Most fans know Alan Jackson for his great songwriting and stellar voice. After all, he penned or co-penned the majority of his songs. He tends to write from his life. As a result, he writes about long-lasting love, small-town life, working hard, and having a good time after the work is done. He doesn’t have many songs about being a cowboy. However, the outfit he’s rocking in this throwback photo makes him look like he’d be more comfortable on a horse or in a saloon than on a stage.

Alan Jackson posted the photo earlier today with the caption, “Did someone say #ThrowbackThursday?”

In the photo, Alan Jackson looks like he just stepped off the set of a Clint Eastwood movie. The cowboy hat and matching duster jacket are a throwback to the wildest days of the West. In fact, it wouldn’t be hard to imagine a heavy six-gun in a worn holster hanging at his hip under that jacket.

While many “Throwback Thursday,” pictures look dated, this one doesn’t. With this post, Alan Jackson proved that the western look is timeless. It just goes to show that the classics never go out of style.

An Alan Jackson Throwback of Our Own

Something about Alan Jackson’s post makes brings classic country music to mind. Maybe it’s the timelessness of the photo. On the other hand, it could be the cowboy aesthetic itself. Either way, that’s where my mind went as soon as I saw it.

It doesn’t take much to connect Alan Jackson to classic country, but there is one song in his catalog that stands out. “Midnight in Montgomery,” is about meeting the ghost of Hank Williams while visiting his grave one night. As far as classic country goes, it doesn’t get much better than Hank Sr.

Alan Jackson co-penned the song with Don Sampson after he visited Hank Sr.’s grave late one night in Montgomery, Alabama. He said there was an odd feeling in the air as he knelt beside the legend’s grave. As a result, he imagined Hank’s ghost standing in the shadows watching him.

There are several references to Williams throughout the song.
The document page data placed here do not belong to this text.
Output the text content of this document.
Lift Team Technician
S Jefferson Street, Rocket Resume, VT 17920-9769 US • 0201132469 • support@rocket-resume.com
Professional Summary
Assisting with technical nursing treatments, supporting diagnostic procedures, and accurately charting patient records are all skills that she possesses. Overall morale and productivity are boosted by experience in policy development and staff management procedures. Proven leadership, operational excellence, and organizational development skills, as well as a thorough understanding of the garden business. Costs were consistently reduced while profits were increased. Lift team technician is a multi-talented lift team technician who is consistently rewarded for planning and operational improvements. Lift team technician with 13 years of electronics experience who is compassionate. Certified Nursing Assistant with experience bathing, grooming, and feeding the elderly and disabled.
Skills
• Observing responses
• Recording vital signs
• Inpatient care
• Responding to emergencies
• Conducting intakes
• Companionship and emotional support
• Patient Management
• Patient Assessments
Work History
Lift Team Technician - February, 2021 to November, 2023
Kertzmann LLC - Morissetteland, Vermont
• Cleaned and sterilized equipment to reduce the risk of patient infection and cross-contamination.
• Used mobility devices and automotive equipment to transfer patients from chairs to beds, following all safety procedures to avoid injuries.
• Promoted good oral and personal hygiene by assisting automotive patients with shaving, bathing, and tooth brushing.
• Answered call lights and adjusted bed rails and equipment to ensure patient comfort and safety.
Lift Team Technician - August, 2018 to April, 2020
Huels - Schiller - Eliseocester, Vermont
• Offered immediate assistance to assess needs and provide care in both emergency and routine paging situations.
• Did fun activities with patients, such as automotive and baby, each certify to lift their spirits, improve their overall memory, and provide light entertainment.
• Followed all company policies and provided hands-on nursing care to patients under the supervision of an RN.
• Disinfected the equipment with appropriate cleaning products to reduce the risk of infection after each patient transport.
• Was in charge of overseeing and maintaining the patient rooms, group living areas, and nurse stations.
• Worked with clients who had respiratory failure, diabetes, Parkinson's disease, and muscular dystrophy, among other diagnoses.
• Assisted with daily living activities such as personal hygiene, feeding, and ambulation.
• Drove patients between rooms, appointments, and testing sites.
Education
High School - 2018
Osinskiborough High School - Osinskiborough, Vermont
For instance, Alan Jackson sings about traveling to a big New Year’s Eve show when he stopped to pay his respects. That would put the visit on the anniversary of Hank’s death. Additionally, Jackson pulls lyrics from “So Lonesome I Could Cry,” for the final verse of the song.

Jackson released “Midnight in Montgomery,” in April of 1992 as the fourth single from Don’t Rock the Jukebox. It peaked at number three on Billboard’s Hot Country Singles & Tracks chart.